The European Union urged Ireland on Tuesday to adopt an austerity budget on time to unlock promised EU/IMF funding, responding to a deepening political crisis that threatens to derail the financial rescue.
Dublin’s government is on a knife-edge. Damaged Prime Minister Brian Cowen has rebuffed calls for a snap election and insisted the budget would go ahead as planned on December 7 in the national interest before he calls an early poll.
But opposition parties, demanding an immediate dissolution of parliament, refused to give assurances they would support the budget or abstain to let it pass, putting its passage in doubt.
“Stability is important,” European Monetary Affairs Commissioner Olli Rehn told reporters after meeting Irish members of the European Parliament in Strasbourg, France.
“We don’t have a position on the domestic democratic politics of Ireland but it is essential that the budget will be adopted in time and we will be able to conclude the negotiations on the EU-IMF program in time.”

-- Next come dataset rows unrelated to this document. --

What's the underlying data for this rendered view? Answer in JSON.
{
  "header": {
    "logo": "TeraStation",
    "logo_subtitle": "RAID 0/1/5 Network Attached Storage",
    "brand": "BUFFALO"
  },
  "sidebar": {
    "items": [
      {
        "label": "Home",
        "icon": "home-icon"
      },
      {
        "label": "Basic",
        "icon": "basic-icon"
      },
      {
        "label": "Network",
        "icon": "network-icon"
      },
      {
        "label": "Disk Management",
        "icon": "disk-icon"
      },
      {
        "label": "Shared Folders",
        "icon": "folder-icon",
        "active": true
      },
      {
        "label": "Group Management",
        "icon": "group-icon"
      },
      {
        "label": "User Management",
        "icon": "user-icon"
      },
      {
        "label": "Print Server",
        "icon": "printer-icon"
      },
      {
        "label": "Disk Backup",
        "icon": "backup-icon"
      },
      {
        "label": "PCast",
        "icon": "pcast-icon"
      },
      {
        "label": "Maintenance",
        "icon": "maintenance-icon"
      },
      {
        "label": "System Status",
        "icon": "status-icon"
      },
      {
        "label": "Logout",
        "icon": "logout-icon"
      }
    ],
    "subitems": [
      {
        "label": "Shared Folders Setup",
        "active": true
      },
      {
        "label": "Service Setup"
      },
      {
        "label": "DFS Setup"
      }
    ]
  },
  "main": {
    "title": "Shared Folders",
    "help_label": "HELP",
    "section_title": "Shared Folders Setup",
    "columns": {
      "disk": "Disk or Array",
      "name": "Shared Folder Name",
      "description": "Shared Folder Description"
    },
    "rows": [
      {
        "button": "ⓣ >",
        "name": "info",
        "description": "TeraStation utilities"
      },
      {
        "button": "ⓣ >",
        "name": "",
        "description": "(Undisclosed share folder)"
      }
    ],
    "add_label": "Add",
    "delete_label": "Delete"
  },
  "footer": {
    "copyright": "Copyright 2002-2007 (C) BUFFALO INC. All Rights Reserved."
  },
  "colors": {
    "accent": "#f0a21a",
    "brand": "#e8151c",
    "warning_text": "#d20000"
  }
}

On Tuesday, one of the country’s smaller political parties, leftist Sinn Fein, submitted a motion of no confidence in Cowen, although it is unlikely to be debated or put to a vote because the party lacks the required 12 signatories.
Trade unions have warned that the austerity plan could provoke civil unrest: a student demonstration over planned fee increases turned violent this month, and unions have organized a march to protest at the planned measures on Saturday in Dublin. Tens of thousands are expected to turn up.
Greece, the first country to be bailed out by the euro zone and the International Monetary Fund earlier this year and which endured months of social unrest, won a vote of confidence from EU and IMF inspectors on Tuesday after promising extra measures to shore up its ailing finances.